One day, almost 200 years ago, in Hartford, Connecticut, a little girl named Alice met a young man named Thomas. Their meeting triggered a chain of events that opened up the world in miraculous ways for multitudes of people.
Alice Cogswell was deaf, unable to hear since an illness at age two. Thomas Gallaudet had a heart for communicating across language barriers. When he met Alice, he sensed that an incredibly intelligent person was trapped behind a wall of silence, and he resolutely set out to find a way for her to break through that wall.
To accomplish this, Gallaudet sailed to Europe where he learned a new system of sign language developed by the deaf at a school in Paris. There he met a phenomenal young teacher named Laurent Clerc, who had also been deaf since childhood. Gallaudet convinced Clerc to return to the U.S. with him, and together they opened America’s first school for the deaf, of which Alice was the first pupil, and developed the language which would become American Sign Language.
Emily Arnold McCully has written this lovely story largely from Alice’s point of view — the sensitive perspective of an intelligent person who longed to learn, to read, to be understood, to express her thoughts.
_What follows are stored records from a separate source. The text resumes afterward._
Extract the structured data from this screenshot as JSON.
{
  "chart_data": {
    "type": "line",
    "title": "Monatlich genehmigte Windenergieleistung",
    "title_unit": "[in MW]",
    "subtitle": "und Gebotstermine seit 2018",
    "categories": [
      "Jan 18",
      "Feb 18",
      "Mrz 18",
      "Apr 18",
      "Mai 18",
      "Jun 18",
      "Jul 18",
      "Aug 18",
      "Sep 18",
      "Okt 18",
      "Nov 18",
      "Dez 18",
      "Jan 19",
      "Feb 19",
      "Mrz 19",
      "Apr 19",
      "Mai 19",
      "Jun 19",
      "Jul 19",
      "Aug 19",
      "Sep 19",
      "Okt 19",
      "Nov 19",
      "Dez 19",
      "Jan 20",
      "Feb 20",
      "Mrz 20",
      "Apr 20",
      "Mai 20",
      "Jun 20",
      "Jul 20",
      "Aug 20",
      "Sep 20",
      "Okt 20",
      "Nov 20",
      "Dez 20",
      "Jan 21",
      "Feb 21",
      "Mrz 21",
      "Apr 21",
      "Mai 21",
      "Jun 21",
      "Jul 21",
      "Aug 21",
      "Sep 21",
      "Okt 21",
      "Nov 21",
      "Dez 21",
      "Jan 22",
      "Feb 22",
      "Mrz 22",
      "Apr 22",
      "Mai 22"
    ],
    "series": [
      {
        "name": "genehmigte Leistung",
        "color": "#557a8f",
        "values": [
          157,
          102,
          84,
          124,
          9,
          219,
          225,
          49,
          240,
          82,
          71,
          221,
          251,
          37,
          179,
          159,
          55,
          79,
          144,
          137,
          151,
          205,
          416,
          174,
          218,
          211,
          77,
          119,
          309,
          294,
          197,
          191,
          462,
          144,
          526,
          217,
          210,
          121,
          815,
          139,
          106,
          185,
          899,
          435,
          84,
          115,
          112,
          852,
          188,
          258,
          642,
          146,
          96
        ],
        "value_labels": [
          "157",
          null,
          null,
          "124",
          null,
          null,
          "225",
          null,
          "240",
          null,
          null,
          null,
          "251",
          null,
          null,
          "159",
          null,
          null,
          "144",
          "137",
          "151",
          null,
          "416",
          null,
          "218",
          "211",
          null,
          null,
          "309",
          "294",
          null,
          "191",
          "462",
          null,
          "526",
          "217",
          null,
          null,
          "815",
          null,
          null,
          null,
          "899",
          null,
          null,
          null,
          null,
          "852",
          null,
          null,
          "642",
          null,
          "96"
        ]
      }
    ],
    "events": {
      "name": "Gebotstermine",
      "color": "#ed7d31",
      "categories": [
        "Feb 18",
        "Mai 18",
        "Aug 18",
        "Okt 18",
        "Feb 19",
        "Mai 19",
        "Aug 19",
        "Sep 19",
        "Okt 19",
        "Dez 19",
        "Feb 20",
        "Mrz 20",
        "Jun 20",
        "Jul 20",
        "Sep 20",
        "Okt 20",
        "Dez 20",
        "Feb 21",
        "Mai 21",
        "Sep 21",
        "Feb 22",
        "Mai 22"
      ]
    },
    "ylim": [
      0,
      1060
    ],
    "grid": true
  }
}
Thomas Gallaudet’s compassionate, insightful service to her felt like being “pulled from a kind of tomb.” Using Cogswell’s own letters to Gallaudet, McCully offers a fascinating glimpse into the need for a new language, and the two people who began that work.
As always, McCully’s artwork is superb. Her graceful lines and gorgeous watercolor work create a genteel, yet sunny, atmosphere. Handsome period clothing, architecture, and furnishings, set the account firmly in a Kate-Greenaway-esque world of the early 1800s.
This is such an interesting piece of history, as well as an inspiring story, well-told, and strikingly illustrated , for ages 5 and up.